Deux jours avant la réélection inéluctable de Joseph Blatter à la tête de la Fifa, Claude Droussent, ancien directeur des rédactions du journal L’Equipe, revient sur le mode de fonctionnement d’une institution gérée "à l’ancienne".
FRANCE 24 - Mohammed Bin Hammam et Jack Warner, qui ont été suspendus par le comité d'éthique, tentent de faire passer la Fifa pour une organisation théocratique menée à la baguette par Joseph Blatter. Est-ce un portrait crédible ?
Claude Droussent : Il est particulièrement intéressant de comparer le modèle de fonctionnement de la Fifa avec le modèle du Comité international olympique (CIO). Ces dernières années, le CIO, grâce à l’impulsion de Jacques Rogge est parvenu à mettre de nombreuses réformes en place pour aboutir à un fonctionnement beaucoup plus démocratique.
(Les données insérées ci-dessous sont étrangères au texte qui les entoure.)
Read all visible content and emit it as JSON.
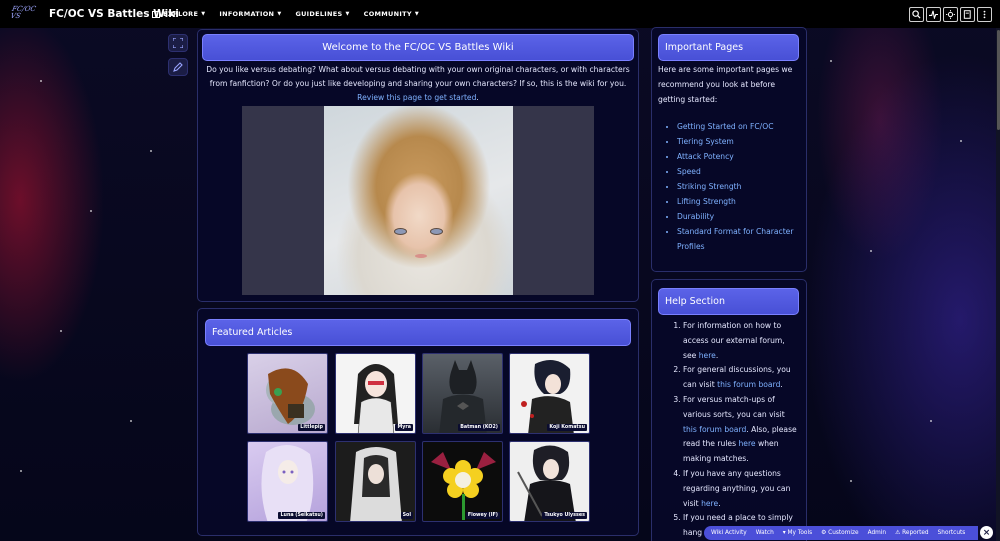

La Fifa, clairement, n’a pas entamé ce processus.
C’est une organisation qui fonctionne encore "à l’ancienne", un peu comme à l’époque du prédécesseur de Blatter, Joao Avelange, ou à celle du CIO de Juan-Antonio Samaranch. La Fifa a du retard sur son temps. Pour Blatter, ce sera le mandat des grandes réformes, ou ce sera le mandat de trop. Pour le moment, il apparaît comme un dirigeant du passé dont les actions manquent de transparence.
F24 - On constate que les médias s’intéressent assez peu aux scandales qui touchent la Fédération internationale de football amateur (Fifa). Comment expliquer ce désintérêt, si on le compare par exemple à la folie médiatique qu’a déclenchée l’affaire des quotas à la Fédération française de football (FFF)?
C. D. : La Fifa, c’est quelque chose d’un peu lointain. De manière générale, les médias s’intéressent assez peu à tout ce qui touche à l’institutionnel, sauf dans des contextes très précis. Dans le cadre de l’affaire des quotas, on dépasse le domaine du football. C’est une polémique qui touche directement à des débats de société. C’est quelque chose qui touche à des fondamentaux culturels, historiques. Les scandales de la Fifa ne tournent pas autour des mêmes enjeux.
F24 - La Fifa peut-elle tout de même se relever après une année marquée par ces scandales de corruption ?
C. D. : Ils n’ont d’autre choix que celui d’entamer des réformes comme celles menées au CIO. Sinon, les scandales de ce type continueront toujours d’éclater. Mais Blatter est quelqu’un d’intelligent, et il saura vraisemblablement enclencher un processus de réformes qu’il n’aura pas à mener.
Son successeur, probablement Platini, mènera ce chantier à son terme. Des projets sont d’ailleurs déjà dans les tuyaux. Des débats se sont tenus, notamment sur d’éventuelles réformes des modes de désignation des pays hôtes des grandes compétitions.